31 mars
La terreur verte, c'est la réinsertion. J'ai passé trois jours à déprimer doucement, pour la simple et bonne raison que j'ai peur du dehors. J'ai peur de ceux qui n'y comprennent définitivement rien, de tous ces faceux sans perspectives. « Comment ça, il vous faut un mot d'absence quand vous manquez un cours ? Mais vous êtes complément embrigadés, vous êtes tous majeurs, vous n'en avez pas besoin ! Révoltez-vous !». Que répondre ? Que ce système nous l'avons accepté, et pis encore, nous l'encourageons ? « Vos profs ne sont bons à rien, ils vous enfoncent un suppositoire, pour l'instant ça fait bien mal, et quand il sera bien profond, alors vous vous sentirez bien supérieurs, alors qu'on a fait que vous gaver de savoir sans vous apprendre à vous poser des questions, c'est ça le problème avec les enseignants qui ne sont pas chercheurs ». Cet exemple assimilant si poétiquement l'hypokhâgne à la sodomie m'a dérouté. J'étais si sûre de moi ! J'aurai eu envie de répondre à ce prof d'histoire de mon ancien lycée que si, on nous apprenait bien à nous interroger, à questionner l'histoire, à voir plus loin que le manuel scolaire, à faire des recherches, à prendre chaque sujet sous tous les angles, à penser, et que cette pensée, justement, nous était bien moins bourrée dans le crâne qu'elle ne l'est au lycée, dans ses propres cours, où il faut apprendre par cœur des dates qui ne servent strictement à rien, tandis que le prof se contente de nous pondre une chronologie bien compacte au lieu de nous enseigner les mécanismes de l'histoire, et que finalement personne ne comprend rien à rien, personne ne vit l'histoire, et personne ne prend la peine de faire de cette discipline des heures de cours passionnantes. Forcément je n'ai pas répondu ça. J'ai dû vaguement nier « oh non je n'ai pas du tout ce sentiment », mais au fond qu'aurai-je pu répondre, face à un prof de lycée qui a tenté de passer l'agrégation 3 fois (4?), se faisant systématiquement truster sa place au concours par des anciens khâgneux ? Que s'ils n'avaient pas eu de profs qui leur apprenaient autre chose que du savoir brut sans nuance ils n'auraient peut-être pas égalé sa grandeur faceuse ?

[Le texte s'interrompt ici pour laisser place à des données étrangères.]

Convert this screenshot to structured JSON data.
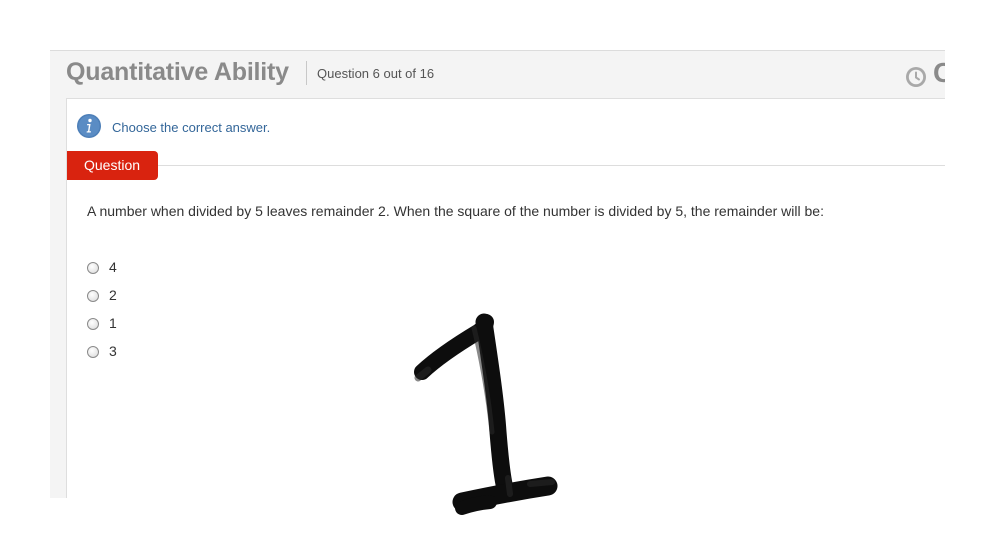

Le pire c'est qu'il a sûrement raison, à sa manière. L'hypokhâgne m'inquiète, la khâgne m'inquiète.
Elle fait de ma vie quelque chose de trop particulier pour que j'arrive à m'en sortir, à retourner à mon état d'avant. J'ai évolué, et brusquement. Et je ne sais absolument pas si c'est en bien où en mal. Ceux qui prétendent que c'est en mal sont le type d'abrutis qui ne peuvent pas manquer un épisode de plus belle la vie et qui lisent voici comme d'autres lisent politis, ceux qui me disent que j'ai changé en bien sont de ceux qui sont passés par l'hypokhâgne, ou de manière générale des personnes qui ne s'opposent pas à l'éducation, qui ne crachent pas sur la méritocratie, qui n'ont pas la haine parce qu'ils sont eux mêmes des échecs. En suis-je un ?
La fac, je n'y suis pas allé. Je ne sais pas. Et ça m'inquiète, aussi.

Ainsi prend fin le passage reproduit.